A New Approach to Streambed Modeling and Simulation Using Computational Fluid Dynamics

Realistic three-dimensional computer models of natural streams and rivers have become a priority for many civil works researchers, particularly in light of the exorbitant costs associated with typical stream restoration. Fortunately, the rapid advances and availability of high performance computing resources along with the increased sophistication of both in-house and commercial software have made the creation of such models significantly more tenable.

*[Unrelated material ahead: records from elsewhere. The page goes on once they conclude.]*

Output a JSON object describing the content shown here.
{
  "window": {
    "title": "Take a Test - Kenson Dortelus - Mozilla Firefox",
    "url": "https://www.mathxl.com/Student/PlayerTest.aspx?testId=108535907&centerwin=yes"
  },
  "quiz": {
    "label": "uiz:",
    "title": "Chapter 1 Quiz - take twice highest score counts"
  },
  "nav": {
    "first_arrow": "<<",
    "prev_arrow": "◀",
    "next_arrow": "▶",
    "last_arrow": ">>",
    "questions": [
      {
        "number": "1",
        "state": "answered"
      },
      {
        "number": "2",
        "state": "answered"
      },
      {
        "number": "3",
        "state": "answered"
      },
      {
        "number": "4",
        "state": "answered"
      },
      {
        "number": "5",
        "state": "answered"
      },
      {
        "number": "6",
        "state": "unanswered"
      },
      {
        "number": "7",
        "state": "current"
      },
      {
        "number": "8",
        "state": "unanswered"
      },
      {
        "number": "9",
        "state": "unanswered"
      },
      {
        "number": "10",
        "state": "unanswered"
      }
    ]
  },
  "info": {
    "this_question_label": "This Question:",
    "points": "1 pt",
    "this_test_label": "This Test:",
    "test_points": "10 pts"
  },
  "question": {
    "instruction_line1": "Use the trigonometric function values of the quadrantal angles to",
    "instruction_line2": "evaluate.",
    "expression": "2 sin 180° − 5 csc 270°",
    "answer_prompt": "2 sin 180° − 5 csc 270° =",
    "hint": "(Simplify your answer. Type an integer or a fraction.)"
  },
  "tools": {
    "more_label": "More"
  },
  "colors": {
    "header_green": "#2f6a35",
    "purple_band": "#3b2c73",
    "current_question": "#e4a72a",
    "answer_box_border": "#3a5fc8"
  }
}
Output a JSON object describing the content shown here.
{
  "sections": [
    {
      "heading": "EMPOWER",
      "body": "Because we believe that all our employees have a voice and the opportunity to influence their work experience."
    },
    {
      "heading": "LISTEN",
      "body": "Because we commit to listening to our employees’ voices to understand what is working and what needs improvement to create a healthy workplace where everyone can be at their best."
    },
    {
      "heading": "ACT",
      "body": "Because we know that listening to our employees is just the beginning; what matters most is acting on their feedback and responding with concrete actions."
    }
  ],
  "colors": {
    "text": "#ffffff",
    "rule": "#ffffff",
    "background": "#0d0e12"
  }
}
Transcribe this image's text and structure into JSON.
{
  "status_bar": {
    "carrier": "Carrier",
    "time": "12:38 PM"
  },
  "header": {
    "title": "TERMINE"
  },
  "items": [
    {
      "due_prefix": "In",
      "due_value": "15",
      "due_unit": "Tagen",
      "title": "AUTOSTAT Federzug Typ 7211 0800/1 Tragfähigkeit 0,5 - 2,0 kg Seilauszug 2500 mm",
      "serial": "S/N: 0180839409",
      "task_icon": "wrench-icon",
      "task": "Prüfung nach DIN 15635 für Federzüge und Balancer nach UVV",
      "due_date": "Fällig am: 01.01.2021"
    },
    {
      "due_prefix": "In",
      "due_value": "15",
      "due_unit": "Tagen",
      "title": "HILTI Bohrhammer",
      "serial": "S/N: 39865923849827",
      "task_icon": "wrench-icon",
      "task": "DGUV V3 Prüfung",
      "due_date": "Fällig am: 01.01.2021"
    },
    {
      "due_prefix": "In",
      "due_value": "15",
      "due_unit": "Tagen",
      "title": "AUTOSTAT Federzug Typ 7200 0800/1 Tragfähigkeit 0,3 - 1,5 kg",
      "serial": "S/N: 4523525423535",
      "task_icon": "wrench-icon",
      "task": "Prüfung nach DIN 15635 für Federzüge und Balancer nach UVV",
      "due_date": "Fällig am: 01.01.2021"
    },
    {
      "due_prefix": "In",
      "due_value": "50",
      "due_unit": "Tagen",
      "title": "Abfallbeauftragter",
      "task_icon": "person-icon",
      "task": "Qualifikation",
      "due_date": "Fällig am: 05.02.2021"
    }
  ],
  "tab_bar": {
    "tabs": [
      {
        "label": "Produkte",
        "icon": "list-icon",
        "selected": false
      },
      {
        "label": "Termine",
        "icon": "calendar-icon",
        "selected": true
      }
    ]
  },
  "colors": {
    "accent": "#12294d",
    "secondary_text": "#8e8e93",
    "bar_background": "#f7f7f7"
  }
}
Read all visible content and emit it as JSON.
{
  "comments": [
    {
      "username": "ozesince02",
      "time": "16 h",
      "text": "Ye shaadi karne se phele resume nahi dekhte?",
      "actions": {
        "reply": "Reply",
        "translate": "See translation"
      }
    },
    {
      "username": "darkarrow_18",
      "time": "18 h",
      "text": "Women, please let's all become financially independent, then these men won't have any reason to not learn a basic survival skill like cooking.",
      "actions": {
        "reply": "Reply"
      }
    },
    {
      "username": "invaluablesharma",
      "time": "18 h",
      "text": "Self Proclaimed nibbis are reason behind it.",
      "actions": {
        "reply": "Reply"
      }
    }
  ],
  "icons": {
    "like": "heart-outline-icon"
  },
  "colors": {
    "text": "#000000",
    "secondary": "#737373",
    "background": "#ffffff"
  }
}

In light of these needs, the objectives for this research include: 1) the creation of realistic representations of naturally occurring streambeds from potentially coarse sets of field measurements; 2) the demonstrated capability to freely deform the streambed surface as well as embed complex objects within the surface (rocks, fallen frees, etc.); 3) the ability to successfully mesh the surface and its surrounding volume in accordance with established mesh quality criteria; and 4) the ability to obtain sufficiently resolved flow field solutions utilizing HPC resources. Beginning with a coarse set of field data measurements taken from one of four study sites along a 1.5-mile stretch along the Robinson Restoration project of the Merced River, California, we will demonstrate, for each objective stated, the respective challenges, solution strategies, and resulting outcomes. Flow field solutions are conducted using parallelized finite element/volume solvers.